Love your style! thank u for showing maths in such a beatifull way.

i finally get it !thank you!

Thank you! This vid is so helpful!

Thank you very much sir. Much appreciated.

We could ad well apply the following theorem: if f:I --> R is differentiable on the interval I and sup {|f'(x)| : x is in I} = s in R, then f is Lipschitz with constant s. In our case, f(x) = 1/x^2, I = (2, oo) , f'(x) = -2/x^3, so that s = 2/8 = 1/4. Hence, for all x and y in (2, oo), |1/x^2 - 1/y^2| < |x - y|/4. Here, strict inequality. This theorem is a simple consequence of the Mean Value Theorem. Its converse is also true. It frequently provides an easy way to show a function is Lipschitz, so uniformly continuous, on an interval. For example, it readily shows f(x) = e^(-x) is u. c. on [0, oo).

Muchas Gracias por su video, realmente se le agradece que nos enseñe todas estas cosas de una forma tan amena. En honor a la verdad, sus presentaciones son muy claras y hasta divertidas.
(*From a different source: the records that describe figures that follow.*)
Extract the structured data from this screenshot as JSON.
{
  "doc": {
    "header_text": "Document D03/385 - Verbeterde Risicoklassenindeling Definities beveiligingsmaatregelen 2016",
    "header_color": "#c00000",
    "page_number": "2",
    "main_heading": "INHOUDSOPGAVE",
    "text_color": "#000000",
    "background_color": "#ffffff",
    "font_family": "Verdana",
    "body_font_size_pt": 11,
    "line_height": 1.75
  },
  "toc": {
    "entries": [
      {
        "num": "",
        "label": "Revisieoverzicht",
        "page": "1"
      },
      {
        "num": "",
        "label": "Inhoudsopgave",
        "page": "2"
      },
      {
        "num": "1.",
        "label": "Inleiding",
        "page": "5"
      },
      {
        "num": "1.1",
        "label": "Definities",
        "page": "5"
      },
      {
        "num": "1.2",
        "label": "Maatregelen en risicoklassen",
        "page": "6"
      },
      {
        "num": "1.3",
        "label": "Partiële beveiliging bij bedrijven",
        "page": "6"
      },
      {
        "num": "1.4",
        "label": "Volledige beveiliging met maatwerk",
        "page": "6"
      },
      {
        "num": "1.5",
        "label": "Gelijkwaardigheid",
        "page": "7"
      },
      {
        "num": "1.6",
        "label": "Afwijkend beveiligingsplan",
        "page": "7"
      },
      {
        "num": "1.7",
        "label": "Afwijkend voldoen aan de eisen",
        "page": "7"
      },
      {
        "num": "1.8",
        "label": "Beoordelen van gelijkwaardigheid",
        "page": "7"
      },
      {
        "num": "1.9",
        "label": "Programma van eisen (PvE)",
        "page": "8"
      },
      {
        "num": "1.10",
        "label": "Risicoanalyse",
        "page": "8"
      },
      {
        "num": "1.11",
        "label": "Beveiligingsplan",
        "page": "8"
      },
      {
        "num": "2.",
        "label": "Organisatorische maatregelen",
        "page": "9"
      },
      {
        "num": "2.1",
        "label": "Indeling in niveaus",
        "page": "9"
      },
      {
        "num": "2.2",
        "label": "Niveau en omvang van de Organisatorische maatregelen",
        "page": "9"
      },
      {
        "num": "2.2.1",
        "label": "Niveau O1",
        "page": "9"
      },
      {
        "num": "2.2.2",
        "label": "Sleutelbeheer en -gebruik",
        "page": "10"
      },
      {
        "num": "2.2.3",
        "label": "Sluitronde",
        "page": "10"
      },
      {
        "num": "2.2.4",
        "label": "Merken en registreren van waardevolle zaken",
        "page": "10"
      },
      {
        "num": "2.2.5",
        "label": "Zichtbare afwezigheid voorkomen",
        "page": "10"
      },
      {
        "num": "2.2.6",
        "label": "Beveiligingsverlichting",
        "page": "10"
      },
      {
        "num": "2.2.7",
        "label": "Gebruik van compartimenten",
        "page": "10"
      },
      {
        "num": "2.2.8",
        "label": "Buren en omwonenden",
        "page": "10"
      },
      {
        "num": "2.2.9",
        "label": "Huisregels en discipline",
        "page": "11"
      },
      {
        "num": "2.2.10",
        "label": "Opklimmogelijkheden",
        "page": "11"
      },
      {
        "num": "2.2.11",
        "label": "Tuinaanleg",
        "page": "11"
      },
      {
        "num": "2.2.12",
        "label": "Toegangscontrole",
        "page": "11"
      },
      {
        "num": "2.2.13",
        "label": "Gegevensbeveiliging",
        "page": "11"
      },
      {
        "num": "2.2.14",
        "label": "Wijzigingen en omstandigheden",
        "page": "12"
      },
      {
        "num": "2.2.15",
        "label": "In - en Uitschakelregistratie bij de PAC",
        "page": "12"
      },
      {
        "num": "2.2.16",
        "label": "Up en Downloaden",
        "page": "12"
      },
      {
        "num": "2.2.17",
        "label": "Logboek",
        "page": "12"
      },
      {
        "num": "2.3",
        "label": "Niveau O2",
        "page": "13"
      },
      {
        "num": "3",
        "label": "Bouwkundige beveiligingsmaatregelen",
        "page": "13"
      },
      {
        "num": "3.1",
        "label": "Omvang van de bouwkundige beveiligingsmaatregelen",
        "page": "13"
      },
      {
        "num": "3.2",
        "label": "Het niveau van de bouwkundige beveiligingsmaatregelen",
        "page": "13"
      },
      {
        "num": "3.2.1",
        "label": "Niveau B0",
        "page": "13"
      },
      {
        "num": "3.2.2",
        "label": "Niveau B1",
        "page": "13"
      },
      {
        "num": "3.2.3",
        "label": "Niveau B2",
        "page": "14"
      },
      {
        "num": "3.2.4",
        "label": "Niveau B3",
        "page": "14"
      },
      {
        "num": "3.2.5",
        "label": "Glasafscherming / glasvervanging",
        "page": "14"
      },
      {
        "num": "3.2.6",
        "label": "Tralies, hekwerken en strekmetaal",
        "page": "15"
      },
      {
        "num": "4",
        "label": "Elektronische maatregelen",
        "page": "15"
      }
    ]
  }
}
Really helpful, thank you 😊

ε - δ proofs made easy! Thanks!

GRACIAS POR LA EXPOSICIÓN.

on crip good stuff

Thanks doctor, it’s perfect video but i have question when i take one value of delta and take delta maximum or minimum while prove using “ epsilon - delta”

They say that √x is uniformly continuous I think, but I thought one criterion is that the limit at ∞ had to exist and be finite for uniform continuity. Have I misunderstood something?